Clean your jewellery carefully with a soft, non-abrasive cloth; this helps maintain or bring back its shine. If necessary, you can use a mild washing up liquid with warm water and a soft toothbrush, then rinse with clean water and dry thoroughly with a soft cloth.
Avoid using chemical-based cleaners as these contain harsh chemicals and can strip your jewellery over time. We do not recommend the use of any jewellery polishing cloths which have been treated with cleaners or polishing agents.
What to avoid
Your jewellery should be the last thing you put on and the first thing you take off when getting dressed.
Plated jewellery can be damaged from the effects of chemicals present in perfume, hairspray, make-up, nail polish remover, body oils, sun tan lotion and deodorant.
Do not swim or shower while wearing gold-plated or silver jewellery, and remove rings when washing your hands.

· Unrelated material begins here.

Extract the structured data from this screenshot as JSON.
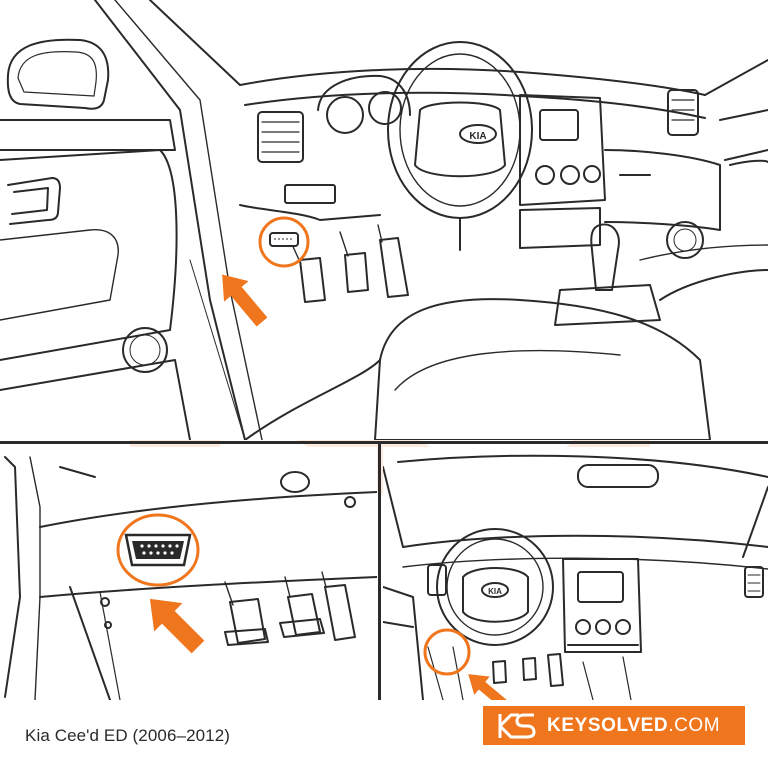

Chlorine, salt water and fresh water can damage precious metals and gemstones by dulling or eroding them. Gold and silver are particularly susceptible to damage from chlorine, which can permanently damage or discolour them. Soapy water when bathing and showering can also leave a thin film, which makes the metal seem dull.
Base Metal: A base metal is a metal used to manufacture the jewellery (e.g brass, stainless steel, silver). It is then usually plated or wrapped in gold depending on the colour finish required.
Gold Plated: Gold plated jewellery is jewellery made of a base metal (e.g. brass) or silver that has a thin layer of gold applied to the top through an electrochemical process called electroplating
Gold Filled: Gold filled jewelry is made by taking one or more sheets of solid gold (18KT in our case) and wrapping them around a base metal under intense pressure and heat. Gold-filled jewellery has a much thicker layer of gold than gold plated, which is why it has a higher price point.